Composto por quatro mesas, o seminário discute temas diversos: Locais e cenários de parto, Práticas e intervenções, Violência obstétrica e Nascimento e Risco. Haverá ainda uma conferência sobre Medicalização do parto e a mesa-redonda Saberes sobre o parto, com a participação de profissionais da assistência (obstetrizes, obstetras, enfermeiras obstétricas, doulas) e debates sobre a situação atual da assistência ao parto no Brasil.

A comissão organizadora é composta por Luiz Antonio Teixeira, historiador e pesquisador da Casa de Oswaldo Cruz (COC/ Fiocruz); Andreza Nakano, da Escola de Enfermagem Anna Nery/ UFRJ); Cassia Roth, da University of Edinburgh; Marina Nucci, pesquisadora em pós-doutorado da COC; e Fernanda Loureiro, do Instituto de Medicina Social da Uerj.

Histórico

A partir das últimas décadas do século 19, o parto ingressou no âmbito da medicina e, aos poucos, foi se transformando em um evento completamente medicalizado. Durante o século 20, esse processo histórico se ampliou trazendo importantes vantagens relacionadas à diminuição dos índices de mortalidade materna e neonatal. Porém, aponta para problemas também.
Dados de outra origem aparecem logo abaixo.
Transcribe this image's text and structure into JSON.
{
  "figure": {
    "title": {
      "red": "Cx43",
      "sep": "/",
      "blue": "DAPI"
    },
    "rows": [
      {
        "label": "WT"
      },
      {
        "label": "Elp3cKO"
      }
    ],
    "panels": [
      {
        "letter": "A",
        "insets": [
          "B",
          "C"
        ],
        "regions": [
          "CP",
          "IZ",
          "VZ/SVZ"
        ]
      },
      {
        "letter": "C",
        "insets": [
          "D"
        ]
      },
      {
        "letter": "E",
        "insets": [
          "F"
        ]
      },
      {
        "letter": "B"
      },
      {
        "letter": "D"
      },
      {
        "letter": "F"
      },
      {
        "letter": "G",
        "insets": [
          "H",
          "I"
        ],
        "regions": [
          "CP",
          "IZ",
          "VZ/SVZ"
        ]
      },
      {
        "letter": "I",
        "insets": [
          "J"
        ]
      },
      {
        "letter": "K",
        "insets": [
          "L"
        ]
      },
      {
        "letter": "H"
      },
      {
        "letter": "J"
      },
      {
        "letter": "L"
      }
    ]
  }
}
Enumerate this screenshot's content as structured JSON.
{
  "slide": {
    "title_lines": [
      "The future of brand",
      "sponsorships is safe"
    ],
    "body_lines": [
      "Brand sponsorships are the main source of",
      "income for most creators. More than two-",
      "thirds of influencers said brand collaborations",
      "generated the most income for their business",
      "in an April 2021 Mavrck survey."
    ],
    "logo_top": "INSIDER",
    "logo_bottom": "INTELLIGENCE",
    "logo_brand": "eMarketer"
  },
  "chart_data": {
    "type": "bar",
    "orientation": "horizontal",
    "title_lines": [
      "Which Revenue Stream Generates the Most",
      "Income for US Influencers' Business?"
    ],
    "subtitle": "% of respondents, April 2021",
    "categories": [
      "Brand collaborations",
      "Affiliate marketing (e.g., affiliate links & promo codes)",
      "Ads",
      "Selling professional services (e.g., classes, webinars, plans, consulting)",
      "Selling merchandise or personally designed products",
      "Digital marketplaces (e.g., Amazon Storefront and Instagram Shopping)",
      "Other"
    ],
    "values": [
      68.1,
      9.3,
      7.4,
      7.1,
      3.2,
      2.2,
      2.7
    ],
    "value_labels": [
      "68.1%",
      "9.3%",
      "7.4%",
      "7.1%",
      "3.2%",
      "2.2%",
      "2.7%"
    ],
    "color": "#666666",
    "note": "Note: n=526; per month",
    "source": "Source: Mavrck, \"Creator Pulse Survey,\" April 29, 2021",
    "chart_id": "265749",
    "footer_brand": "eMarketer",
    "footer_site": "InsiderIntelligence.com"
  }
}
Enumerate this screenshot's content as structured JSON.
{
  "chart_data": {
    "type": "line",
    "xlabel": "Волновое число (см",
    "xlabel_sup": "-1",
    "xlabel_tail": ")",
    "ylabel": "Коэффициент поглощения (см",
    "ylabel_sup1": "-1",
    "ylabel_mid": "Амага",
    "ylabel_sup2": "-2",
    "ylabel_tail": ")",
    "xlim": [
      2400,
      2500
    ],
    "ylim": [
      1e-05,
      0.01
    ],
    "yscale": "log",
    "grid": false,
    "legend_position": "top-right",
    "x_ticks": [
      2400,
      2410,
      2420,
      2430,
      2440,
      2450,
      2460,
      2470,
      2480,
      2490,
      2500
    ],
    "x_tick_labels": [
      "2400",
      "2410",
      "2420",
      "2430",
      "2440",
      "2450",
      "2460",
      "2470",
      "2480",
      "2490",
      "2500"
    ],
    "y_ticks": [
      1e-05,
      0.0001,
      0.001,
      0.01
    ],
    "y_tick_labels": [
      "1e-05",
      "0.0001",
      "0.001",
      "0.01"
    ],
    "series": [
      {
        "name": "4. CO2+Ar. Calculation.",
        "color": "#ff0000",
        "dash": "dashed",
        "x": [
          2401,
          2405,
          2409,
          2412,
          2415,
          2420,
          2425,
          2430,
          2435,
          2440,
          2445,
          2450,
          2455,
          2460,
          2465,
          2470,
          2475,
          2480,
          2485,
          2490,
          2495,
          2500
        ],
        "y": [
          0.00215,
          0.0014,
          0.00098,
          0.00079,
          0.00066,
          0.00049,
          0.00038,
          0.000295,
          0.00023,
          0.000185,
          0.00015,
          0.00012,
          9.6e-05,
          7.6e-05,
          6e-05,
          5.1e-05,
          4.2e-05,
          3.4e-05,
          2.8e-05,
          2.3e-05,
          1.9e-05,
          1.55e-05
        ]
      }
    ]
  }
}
O excessivo uso da tecnologia gera críticas e insatisfações, principalmente, em torno das consequências clínicas, físicas e emocionais em decorrência do elevado índice de intervenções.

Em sentido inverso, vive-se um momento de mudanças e desafios em torno da assistência obstétrica, impulsionados pelo movimento de humanização do parto e de outros agentes. Os movimentos sociais de mulheres em defesa da integridade corporal e psicológica no processo de parturição estão, cada vez mais, envolvidos em ações públicas que defendem o direito ao parto normal e humanizado.

No campo da pesquisa acadêmica, surgem diferentes iniciativas que se voltam para a temática das práticas de parto, os usos e abusos da cesariana, as questões referentes à escolha da via de parto e a violência obstétrica. Esses temas serão alvo de discussões durante os dois dias do Seminário no campus da Fiocruz, em Manguinhos, no Rio de Janeiro.